穴村久の書評ブログ

漫才哲学師(非国家資格)による小説と哲学書の書評ならびに試小説。新連載「失われし時を求めて」

「暗闇へのワルツ」、ウィリアム・アイリシュ

2010-09-21 00:51:59 | ミステリー書評

これはミステリーとは言えない。一般小説、そんな言葉があるかどうか知らないが、エンターテーンメント小説というか。

アメリカではあまり評判が高くないそうだ。前にもふれたネヴィンズの「ウールリッチの生涯」によると、暗闇へのワルツが読者に愛されなかった理由は明白である。物語の長さに比してサスペンスをはらむ場面がいかにも少なすぎる、とある。

一方日本ではどうか。だいぶ古い作家で今ではあまり話題になる作家ではないが、現在書店で入手できる数冊の本のうちに「暗闇へのワルツ」が入っていることから日本人には受けているようだ。(彼の多数の長編、膨大な数の短編のうち新刊で入手できるものは数冊で、そのリストに入っているということは日本での受容度が高いということだ)。

ネヴィンズがアメリカでの不評を紹介している。また彼自身も否定的なコメントをしているが、この評伝で他の作品にくらべて異例に長々と作品を紹介している。あとで触れるがさして複雑な筋でもないのに他の作品に比べて異例の紙数を割いている。推測するに本当はネヴィンズはこの作品が大好きだったのだ。

端的にいえば毒婦ものである。20歳をわずかに超えた良女(悪女ではない、いい女という意味)に翻弄される中年男性の物語。20歳をわずかに超えたというところがミソで最後のドンデン改心に無理なくつながる。

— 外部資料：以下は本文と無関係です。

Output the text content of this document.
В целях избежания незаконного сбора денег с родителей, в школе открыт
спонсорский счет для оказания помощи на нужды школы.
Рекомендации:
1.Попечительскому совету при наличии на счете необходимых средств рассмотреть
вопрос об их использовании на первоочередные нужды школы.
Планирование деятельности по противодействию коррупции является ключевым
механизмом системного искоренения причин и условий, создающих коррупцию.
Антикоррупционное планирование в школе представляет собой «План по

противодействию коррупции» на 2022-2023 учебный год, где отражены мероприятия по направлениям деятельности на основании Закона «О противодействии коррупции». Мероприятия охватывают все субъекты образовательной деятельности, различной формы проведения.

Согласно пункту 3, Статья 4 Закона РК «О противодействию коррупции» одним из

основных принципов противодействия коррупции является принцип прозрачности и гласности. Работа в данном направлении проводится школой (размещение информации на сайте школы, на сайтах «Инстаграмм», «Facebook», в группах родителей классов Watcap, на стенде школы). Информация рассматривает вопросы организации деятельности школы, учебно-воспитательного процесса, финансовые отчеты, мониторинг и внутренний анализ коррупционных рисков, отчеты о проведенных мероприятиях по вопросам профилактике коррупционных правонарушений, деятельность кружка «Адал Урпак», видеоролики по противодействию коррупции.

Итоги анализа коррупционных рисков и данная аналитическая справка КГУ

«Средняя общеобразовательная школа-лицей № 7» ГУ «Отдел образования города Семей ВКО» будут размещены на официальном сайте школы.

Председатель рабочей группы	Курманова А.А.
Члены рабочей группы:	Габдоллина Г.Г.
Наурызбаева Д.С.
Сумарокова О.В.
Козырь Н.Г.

ネヴィンズはこれは「散文によるオペラ」であるという。この評価は的を得ている。オペラに複雑な筋のあるものはない。筋だけ書くと子供向けの童話とさして変わらない。それを豪華絢爛たる舞台で見せる。雰囲気、色調、むせかえる情感のいずれをとっても、ノワールの水準をはるかに超えて強烈である、とネヴィンズはいう。言いえて妙。

エンターテーンメント、ミステリー、純文学作品を通して一読後読み返したいという小説はまずない。この小説は、いま読み終わったばかりであるが、もう一度今読んでもいいなと思わせる。しかもそれが翻訳である。並みの力量ではない。

オペラも歌舞伎も好きなものなら時間を工面してはじめだけでもいい、しまいだけでもいい、あるいは途中の一幕だけでも何度でもちょっとのぞいてみたいと思うものだ。この作品にはそのような魅力がある。